Disclaimer: Results are not guaranteed*** and may vary from person to person***.

Formaldehyde has a troubled history when it comes to human health. The chemical is used extensively in the manufacturing industry. It’s the main binder and adhesive in many wood products (think particle board). It’s also widely used in the plastics industry, textile finishing, agriculture, and medicine.

So, in a way, formaldehyde is everywhere. This is somewhat worrisome. Consider that formaldehyde gas is listed in the 11th edition of the “Report on Carcinogens” (RoC) as reasonably anticipated to be a human carcinogen based on evidence of carcinogenicity in humans. Formaldehyde (all physical forms) has also been nominated for possible reclassification in the 12th RoC based on a review by the International Agency for Research on Cancer.

How prevalent is exposure to formaldehyde? Formaldehyde is so widely used that it has been suggested that occupational exposure to the chemical happens in just about all workplaces. Formaldehyde has been detected in indoor and outdoor air, in treated drinking water, bottled drinking water, surface water, and groundwater, on land and in the soil, and in numerous types of food.
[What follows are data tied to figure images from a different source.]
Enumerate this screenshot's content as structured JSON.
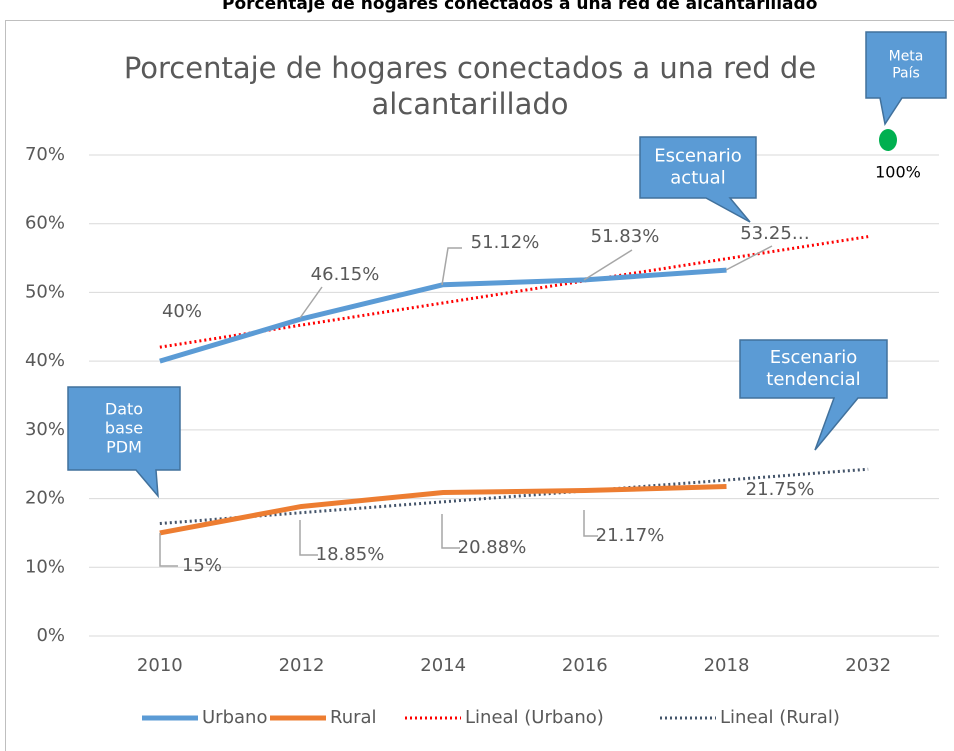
{
  "header": "Porcentaje de hogares conectados a una red de alcantarillado",
  "chart_data": {
    "type": "line",
    "title": "Porcentaje de hogares conectados a una red de alcantarillado",
    "categories": [
      "2010",
      "2012",
      "2014",
      "2016",
      "2018",
      "2032"
    ],
    "series": [
      {
        "name": "Urbano",
        "color": "#5b9bd5",
        "values": [
          40,
          46.15,
          51.12,
          51.83,
          53.25,
          null
        ],
        "value_labels": [
          "40%",
          "46.15%",
          "51.12%",
          "51.83%",
          "53.25…",
          null
        ]
      },
      {
        "name": "Rural",
        "color": "#ed7d31",
        "values": [
          15,
          18.85,
          20.88,
          21.17,
          21.75,
          null
        ],
        "value_labels": [
          "15%",
          "18.85%",
          "20.88%",
          "21.17%",
          "21.75%",
          null
        ]
      }
    ],
    "trendlines": [
      {
        "name": "Lineal (Urbano)",
        "color": "#ff0000",
        "of_series": 0
      },
      {
        "name": "Lineal (Rural)",
        "color": "#44546a",
        "of_series": 1
      }
    ],
    "ylim": [
      0,
      70
    ],
    "yticks": [
      {
        "value": 0,
        "label": "0%"
      },
      {
        "value": 10,
        "label": "10%"
      },
      {
        "value": 20,
        "label": "20%"
      },
      {
        "value": 30,
        "label": "30%"
      },
      {
        "value": 40,
        "label": "40%"
      },
      {
        "value": 50,
        "label": "50%"
      },
      {
        "value": 60,
        "label": "60%"
      },
      {
        "value": 70,
        "label": "70%"
      }
    ],
    "grid": true,
    "legend": "bottom",
    "annotations": [
      {
        "text": "Meta País",
        "point_label": "100%"
      },
      {
        "text": "Escenario actual"
      },
      {
        "text": "Escenario tendencial"
      },
      {
        "text": "Dato base PDM"
      }
    ]
  }
}
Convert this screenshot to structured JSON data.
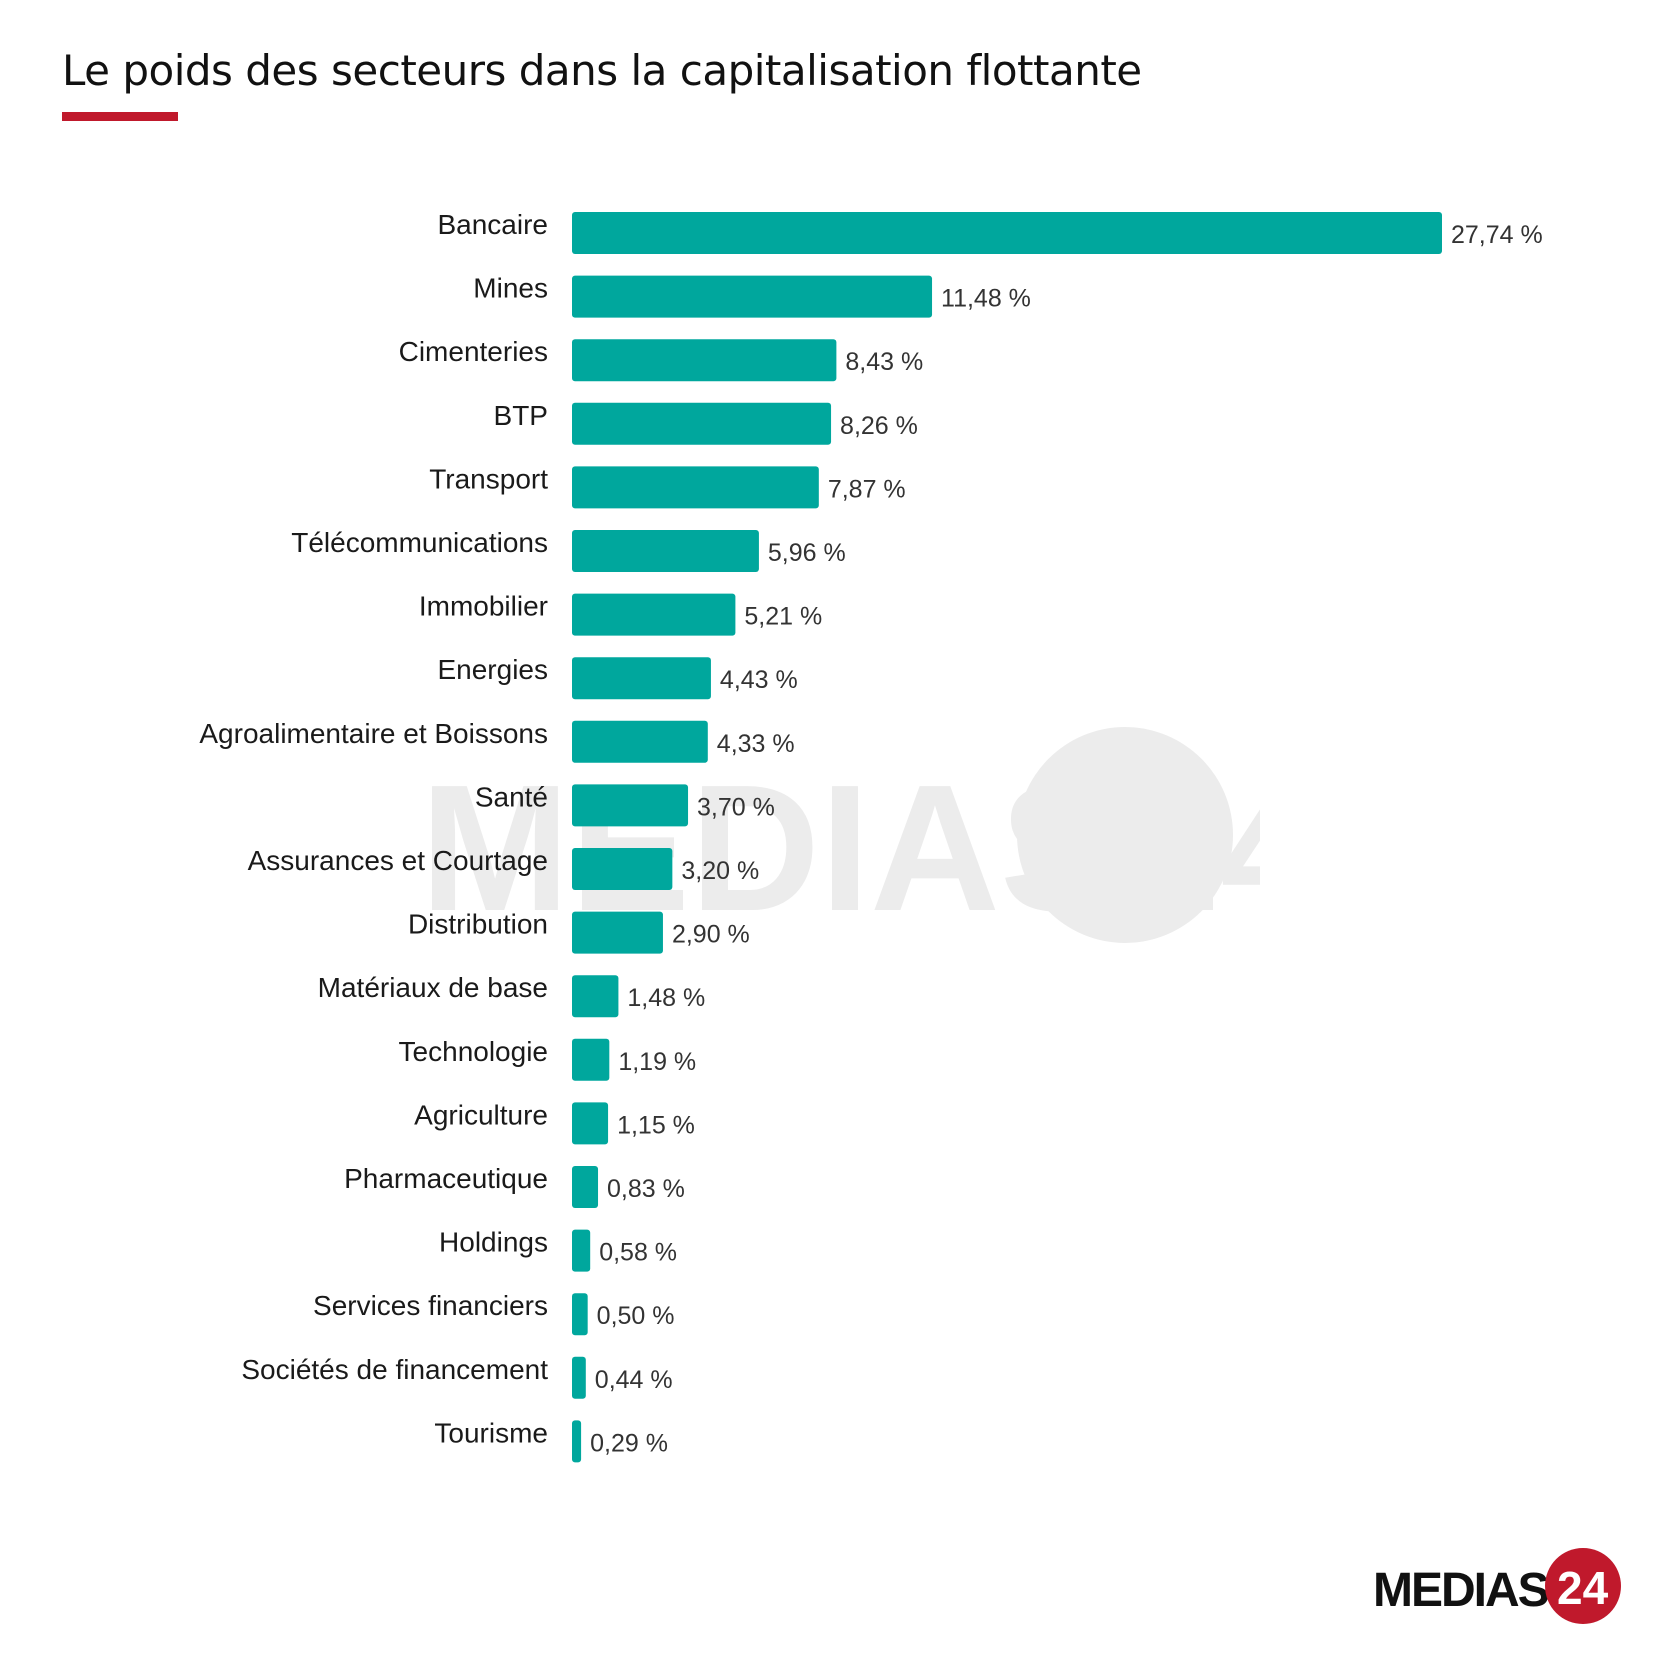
{
  "title": "Le poids des secteurs dans la capitalisation flottante",
  "colors": {
    "bar": "#00A79D",
    "accent": "#C0192C",
    "title": "#111111",
    "watermark": "#ececec"
  },
  "watermark": "MEDIAS24",
  "brand": {
    "text": "MEDIAS",
    "number": "24"
  },
  "chart_data": {
    "type": "bar",
    "orientation": "horizontal",
    "title": "Le poids des secteurs dans la capitalisation flottante",
    "unit": "%",
    "xlim": [
      0,
      27.74
    ],
    "grid": false,
    "categories": [
      "Bancaire",
      "Mines",
      "Cimenteries",
      "BTP",
      "Transport",
      "Télécommunications",
      "Immobilier",
      "Energies",
      "Agroalimentaire et Boissons",
      "Santé",
      "Assurances et Courtage",
      "Distribution",
      "Matériaux de base",
      "Technologie",
      "Agriculture",
      "Pharmaceutique",
      "Holdings",
      "Services financiers",
      "Sociétés de financement",
      "Tourisme"
    ],
    "values": [
      27.74,
      11.48,
      8.43,
      8.26,
      7.87,
      5.96,
      5.21,
      4.43,
      4.33,
      3.7,
      3.2,
      2.9,
      1.48,
      1.19,
      1.15,
      0.83,
      0.58,
      0.5,
      0.44,
      0.29
    ],
    "value_labels": [
      "27,74 %",
      "11,48 %",
      "8,43 %",
      "8,26 %",
      "7,87 %",
      "5,96 %",
      "5,21 %",
      "4,43 %",
      "4,33 %",
      "3,70 %",
      "3,20 %",
      "2,90 %",
      "1,48 %",
      "1,19 %",
      "1,15 %",
      "0,83 %",
      "0,58 %",
      "0,50 %",
      "0,44 %",
      "0,29 %"
    ]
  }
}
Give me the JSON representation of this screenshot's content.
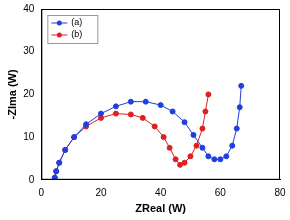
{
  "chart_data": {
    "type": "line",
    "x_label": "ZReal (W)",
    "y_label": "-ZIma (W)",
    "xlim": [
      0,
      80
    ],
    "xticks": [
      0,
      20,
      40,
      60,
      80
    ],
    "ylim": [
      0,
      40
    ],
    "yticks": [
      0,
      10,
      20,
      30,
      40
    ],
    "grid": false,
    "legend": "upper left",
    "series": [
      {
        "name": "(a)",
        "color": "#1f3fe0",
        "marker": "circle",
        "line_style": "solid",
        "x": [
          4.5,
          5,
          6,
          8,
          11,
          15,
          20,
          25,
          30,
          35,
          40,
          44,
          48,
          51,
          54,
          56,
          58,
          60,
          62,
          64,
          65.5,
          66.5,
          67
        ],
        "values": [
          0.5,
          2,
          4,
          7,
          10,
          13,
          15.5,
          17.2,
          18.3,
          18.3,
          17.5,
          16,
          13.5,
          10.5,
          7.5,
          5.5,
          4.8,
          4.8,
          5.5,
          8,
          12,
          17,
          22
        ]
      },
      {
        "name": "(b)",
        "color": "#e02020",
        "marker": "circle",
        "line_style": "solid",
        "x": [
          4.5,
          5,
          6,
          8,
          11,
          15,
          20,
          25,
          30,
          34,
          38,
          41,
          43,
          45,
          46.5,
          48,
          50,
          52,
          54,
          55,
          56
        ],
        "values": [
          0.5,
          2,
          4,
          7,
          10,
          12.5,
          14.5,
          15.5,
          15.3,
          14.5,
          12.5,
          10,
          7.5,
          4.8,
          3.5,
          4,
          5.5,
          8,
          12,
          16,
          20
        ]
      }
    ]
  }
}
A large number of studies have evaluated the relationship between formaldehyde exposure and cancer in humans. Not only does formaldehyde pose a cancer-risk, but it is also a highly reactive chemical that causes tissue irritation and damage on contact. Formaldehyde can cause upper airway and eye irritation, and neuro-physiological effects such as insomnia, memory loss, mood alterations, nausea and fatigue.

Convinced that it might be a good idea to try to lessen your exposure to formaldehyde? Here are some tips to help you out:

–Don’t let anyone smoke inside your home.

–If you use wood-burning appliances, keep them in good repair. Make sure the chimney is not blocked and that there are no leaks that would let smoke seep into your home. Also, consider installing an “advanced combustion” wood stove or fireplace insert to reduce toxic emissions.

–If you buy furniture or cabinets made from particleboard or medium density fibreboard, try to buy items that are covered with plastic laminate or coated on all sides. Sealing any unfinished sides will also reduce the amount of formaldehyde released by these products. Another option is to look for products made with glues that do not contain formaldehyde.

–Control moisture levels inside your home. When humidity levels are high, products tend to release formaldehyde into the air at a faster rate.

–Wash permanent press clothing and sheets before you use them, and air out such products as permanent press drapes before bringing them into your home.

–If you use consumer products that may contain formaldehyde (see the list earlier in this article), be sure there is adequate ventilation.

–Do not run engines (e.g. vehicles, lawnmowers, snow blowers, etc.) in spaces attached to your home (e.g., a garage or workshop), or near the entrance or windows of your home. Engine exhaust contains a number of toxic chemicals, including formaldehyde.